Professors Mahsa Shoaran and Romain Fleury awarded ERC Starting Grant
Prof. Mahsa Shoaran and Prof. Romain Fleury, from the Institute of Electrical and Micro Engineering (IEM) at the School of Engineering have been awarded Starting Grants from the European Research Council (ERC). Due to the non-association of Switzerland to Horizon Europe, their projects will be financed by Switzerland (SERI).
Prof. Mahsa Shoaran, head of the Integrated Neurotechnologies Laboratory (INL) at the Institute of Electrical and Micro Engineering and Center for Neuroprosthetics, received the grant for her project “SAND”.
Prof. Romain Fleury, head of the Laboratory of Wave Engineering (LWE), was awarded the grant for his project “ARTISTE”.
Neurostimulation is a promising solution for neurological disorders. However, current devices lack sufficient autonomy and intelligence and are far from ideal in terms of efficacy and efficiency. Thanks to this fund, Shoaran and her team will develop smart and chronically viable neurostimulation devices for a wide range of brain disorders. SAND is an enabling platform technology that will facilitate breakthrough therapies in the future. Specifically, SAND will combine artificial intelligence (AI) with ultra-low-power implantable neurotechnology to develop a new generation of closed-loop neural interface microchips capable of delivering effective neurostimulation to suppress disease symptoms. With breakthrough innovations in circuit and algorithm design, SAND will enable a significant reduction in power consumption and form factor of the stimulation device compared to the state-of-the-art, while minimizing the surgical risk of implantation. The development of SAND could significantly advance other closed-loop therapies, such as BMIs to restore motor control and sensory function, closed-loop noninvasive stimulation, and smart wearables.

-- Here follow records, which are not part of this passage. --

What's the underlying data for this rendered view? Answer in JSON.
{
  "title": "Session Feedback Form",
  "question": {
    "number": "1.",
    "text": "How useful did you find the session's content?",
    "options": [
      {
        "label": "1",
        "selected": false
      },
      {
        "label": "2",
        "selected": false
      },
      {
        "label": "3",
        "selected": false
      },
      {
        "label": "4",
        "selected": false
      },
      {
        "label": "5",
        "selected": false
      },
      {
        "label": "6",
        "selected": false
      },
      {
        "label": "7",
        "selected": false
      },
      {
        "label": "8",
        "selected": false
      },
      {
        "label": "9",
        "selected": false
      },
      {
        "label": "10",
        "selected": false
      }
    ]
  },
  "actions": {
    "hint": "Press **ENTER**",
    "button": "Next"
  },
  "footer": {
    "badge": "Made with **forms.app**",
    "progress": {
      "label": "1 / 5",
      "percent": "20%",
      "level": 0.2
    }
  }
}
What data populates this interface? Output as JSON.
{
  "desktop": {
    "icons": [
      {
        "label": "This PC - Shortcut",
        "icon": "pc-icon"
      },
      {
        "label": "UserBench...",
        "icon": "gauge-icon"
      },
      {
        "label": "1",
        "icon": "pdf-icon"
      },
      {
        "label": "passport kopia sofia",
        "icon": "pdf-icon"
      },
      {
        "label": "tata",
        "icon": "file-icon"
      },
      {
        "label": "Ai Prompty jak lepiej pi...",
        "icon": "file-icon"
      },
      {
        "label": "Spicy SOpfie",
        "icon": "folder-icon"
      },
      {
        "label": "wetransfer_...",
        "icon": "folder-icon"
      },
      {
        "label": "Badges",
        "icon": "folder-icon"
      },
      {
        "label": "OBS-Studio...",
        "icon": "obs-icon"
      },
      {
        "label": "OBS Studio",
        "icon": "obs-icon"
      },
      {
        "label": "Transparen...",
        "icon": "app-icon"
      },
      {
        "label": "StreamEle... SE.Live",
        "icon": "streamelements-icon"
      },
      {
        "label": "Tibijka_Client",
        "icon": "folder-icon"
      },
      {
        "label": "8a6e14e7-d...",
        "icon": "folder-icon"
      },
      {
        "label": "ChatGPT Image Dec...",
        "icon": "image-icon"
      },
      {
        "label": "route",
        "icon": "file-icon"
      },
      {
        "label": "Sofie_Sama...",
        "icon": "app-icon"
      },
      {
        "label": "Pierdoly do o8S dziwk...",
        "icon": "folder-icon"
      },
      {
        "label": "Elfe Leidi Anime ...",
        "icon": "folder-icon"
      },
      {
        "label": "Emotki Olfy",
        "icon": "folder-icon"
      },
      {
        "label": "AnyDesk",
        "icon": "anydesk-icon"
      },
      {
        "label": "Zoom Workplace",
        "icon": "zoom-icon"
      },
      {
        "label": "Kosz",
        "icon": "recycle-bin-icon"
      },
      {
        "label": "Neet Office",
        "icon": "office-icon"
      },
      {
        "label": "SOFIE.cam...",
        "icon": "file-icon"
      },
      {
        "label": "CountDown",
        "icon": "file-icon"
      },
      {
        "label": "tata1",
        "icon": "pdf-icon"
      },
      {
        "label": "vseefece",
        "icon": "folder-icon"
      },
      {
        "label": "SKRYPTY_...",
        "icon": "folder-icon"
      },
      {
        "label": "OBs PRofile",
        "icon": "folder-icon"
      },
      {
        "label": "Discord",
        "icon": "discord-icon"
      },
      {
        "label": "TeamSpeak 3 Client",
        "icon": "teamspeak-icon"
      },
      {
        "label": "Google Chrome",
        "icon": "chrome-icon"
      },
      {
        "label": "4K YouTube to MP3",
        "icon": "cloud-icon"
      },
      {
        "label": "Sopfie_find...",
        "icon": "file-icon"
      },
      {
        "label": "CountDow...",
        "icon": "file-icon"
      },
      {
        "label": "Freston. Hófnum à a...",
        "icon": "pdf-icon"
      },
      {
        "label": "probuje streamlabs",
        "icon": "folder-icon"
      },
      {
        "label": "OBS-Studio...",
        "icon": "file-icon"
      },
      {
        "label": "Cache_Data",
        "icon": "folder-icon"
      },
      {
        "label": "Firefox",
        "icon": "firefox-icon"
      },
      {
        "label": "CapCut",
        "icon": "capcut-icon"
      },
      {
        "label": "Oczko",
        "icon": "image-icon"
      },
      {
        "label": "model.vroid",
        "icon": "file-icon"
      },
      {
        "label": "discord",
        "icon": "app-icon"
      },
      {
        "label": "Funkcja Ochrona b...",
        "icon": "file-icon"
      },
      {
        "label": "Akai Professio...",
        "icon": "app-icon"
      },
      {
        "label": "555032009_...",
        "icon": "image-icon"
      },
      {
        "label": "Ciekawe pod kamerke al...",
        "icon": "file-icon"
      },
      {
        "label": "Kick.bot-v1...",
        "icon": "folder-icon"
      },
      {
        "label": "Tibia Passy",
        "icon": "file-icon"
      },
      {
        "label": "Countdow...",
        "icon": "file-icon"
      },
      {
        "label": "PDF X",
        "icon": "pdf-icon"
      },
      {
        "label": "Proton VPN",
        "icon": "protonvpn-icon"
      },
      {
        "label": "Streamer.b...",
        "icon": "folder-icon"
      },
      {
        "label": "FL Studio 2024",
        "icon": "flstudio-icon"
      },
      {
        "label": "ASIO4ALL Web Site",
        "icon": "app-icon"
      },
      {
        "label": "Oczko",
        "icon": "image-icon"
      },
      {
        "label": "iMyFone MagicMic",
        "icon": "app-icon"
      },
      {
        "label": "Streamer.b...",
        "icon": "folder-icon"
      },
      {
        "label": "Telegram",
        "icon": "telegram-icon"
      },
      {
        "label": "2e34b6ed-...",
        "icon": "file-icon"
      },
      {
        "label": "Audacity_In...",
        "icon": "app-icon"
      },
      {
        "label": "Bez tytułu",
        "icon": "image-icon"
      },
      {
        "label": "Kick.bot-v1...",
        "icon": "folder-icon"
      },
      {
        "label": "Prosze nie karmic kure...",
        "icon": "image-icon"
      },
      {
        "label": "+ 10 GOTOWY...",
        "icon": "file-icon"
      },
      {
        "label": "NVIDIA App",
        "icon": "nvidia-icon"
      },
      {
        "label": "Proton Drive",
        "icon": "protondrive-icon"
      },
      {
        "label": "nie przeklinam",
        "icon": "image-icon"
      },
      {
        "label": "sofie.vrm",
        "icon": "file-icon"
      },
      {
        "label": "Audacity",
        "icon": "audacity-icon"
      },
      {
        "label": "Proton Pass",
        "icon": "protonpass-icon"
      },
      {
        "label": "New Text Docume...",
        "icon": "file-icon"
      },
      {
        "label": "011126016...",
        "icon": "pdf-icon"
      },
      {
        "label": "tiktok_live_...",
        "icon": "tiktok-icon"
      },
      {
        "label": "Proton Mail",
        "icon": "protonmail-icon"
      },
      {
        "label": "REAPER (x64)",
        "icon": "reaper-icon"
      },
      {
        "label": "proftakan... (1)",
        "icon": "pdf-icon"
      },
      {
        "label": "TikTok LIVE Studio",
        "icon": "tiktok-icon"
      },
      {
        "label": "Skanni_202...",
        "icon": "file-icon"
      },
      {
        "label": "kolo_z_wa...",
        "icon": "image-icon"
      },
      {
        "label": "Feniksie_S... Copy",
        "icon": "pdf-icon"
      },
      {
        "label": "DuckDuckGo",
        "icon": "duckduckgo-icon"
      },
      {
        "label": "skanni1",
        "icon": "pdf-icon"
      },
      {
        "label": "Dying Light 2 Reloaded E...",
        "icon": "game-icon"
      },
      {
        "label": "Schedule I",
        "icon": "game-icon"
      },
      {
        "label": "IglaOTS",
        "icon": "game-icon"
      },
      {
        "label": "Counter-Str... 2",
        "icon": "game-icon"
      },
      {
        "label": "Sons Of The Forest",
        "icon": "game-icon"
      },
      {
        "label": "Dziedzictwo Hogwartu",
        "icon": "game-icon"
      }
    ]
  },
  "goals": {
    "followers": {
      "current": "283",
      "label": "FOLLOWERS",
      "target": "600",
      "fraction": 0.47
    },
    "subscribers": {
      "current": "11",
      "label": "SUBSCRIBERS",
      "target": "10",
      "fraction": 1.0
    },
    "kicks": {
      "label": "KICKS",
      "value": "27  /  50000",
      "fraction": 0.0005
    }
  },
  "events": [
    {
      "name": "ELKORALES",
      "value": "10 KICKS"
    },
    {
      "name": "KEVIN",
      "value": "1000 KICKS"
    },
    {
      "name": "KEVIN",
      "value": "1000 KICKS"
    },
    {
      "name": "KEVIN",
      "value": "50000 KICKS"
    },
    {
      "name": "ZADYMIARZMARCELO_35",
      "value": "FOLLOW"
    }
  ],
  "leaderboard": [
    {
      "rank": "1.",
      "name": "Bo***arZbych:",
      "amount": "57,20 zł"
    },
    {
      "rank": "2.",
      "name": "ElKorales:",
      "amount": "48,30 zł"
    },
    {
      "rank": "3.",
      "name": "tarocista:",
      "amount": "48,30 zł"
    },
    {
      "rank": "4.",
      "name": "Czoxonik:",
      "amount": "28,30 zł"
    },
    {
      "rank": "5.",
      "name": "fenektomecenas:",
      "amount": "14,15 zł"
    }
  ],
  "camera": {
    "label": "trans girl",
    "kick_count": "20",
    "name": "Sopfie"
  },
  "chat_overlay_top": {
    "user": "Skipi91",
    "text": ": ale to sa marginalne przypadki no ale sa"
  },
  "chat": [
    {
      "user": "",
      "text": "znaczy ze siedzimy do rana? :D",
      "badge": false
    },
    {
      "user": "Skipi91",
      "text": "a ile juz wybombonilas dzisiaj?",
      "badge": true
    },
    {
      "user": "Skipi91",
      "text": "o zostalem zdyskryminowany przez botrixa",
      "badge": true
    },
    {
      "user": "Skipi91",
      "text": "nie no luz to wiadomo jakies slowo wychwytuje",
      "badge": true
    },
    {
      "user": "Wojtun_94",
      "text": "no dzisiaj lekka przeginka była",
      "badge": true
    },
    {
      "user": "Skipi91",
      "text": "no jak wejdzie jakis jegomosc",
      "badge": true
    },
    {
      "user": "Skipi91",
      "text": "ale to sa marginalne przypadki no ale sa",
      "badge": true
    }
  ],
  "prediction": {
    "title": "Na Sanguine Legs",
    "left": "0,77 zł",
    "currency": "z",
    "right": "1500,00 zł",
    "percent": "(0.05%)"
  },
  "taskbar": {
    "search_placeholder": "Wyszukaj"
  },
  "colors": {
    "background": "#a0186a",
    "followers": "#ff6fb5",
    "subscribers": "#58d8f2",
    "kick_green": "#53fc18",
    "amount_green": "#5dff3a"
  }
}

The ARTISTE project aims at demonstrating a disruptive new class of microwave components with unprecedented immunity to fabrication tolerances, impedance mismatch, geometrical imperfections, or distributed parametric disorder. To reach this level of resilience, I will leverage the physics of non-reciprocity and of anomalous Floquet topological insulators, building artificial non-reciprocal wave networks that exhibit a global property guaranteeing their functionality and efficient reconfigurability. By combining theory, finite-element simulations, additive manufacturing, and precision microwave experiments, I will establish anomalous nonreciprocal topological scattering networks as a new framework for the design of backscattering-immune components such as waveguides, filters, multiplexers, and antennas. By initiating the first applications of topological physics in telecommunication systems, ARTISTE will have ground-breaking impact in microwave design for efficient terrestrial or satellite communication systems.
The ERC Starting Grants are given each year to researchers of any nationality and in any field of research with 2-7 years of research experience after the completion of their PhD and who show a promising scientific track record, and offer an excellent research proposal. Each Starting Grant can be up to €1.5 million given over a period of five years.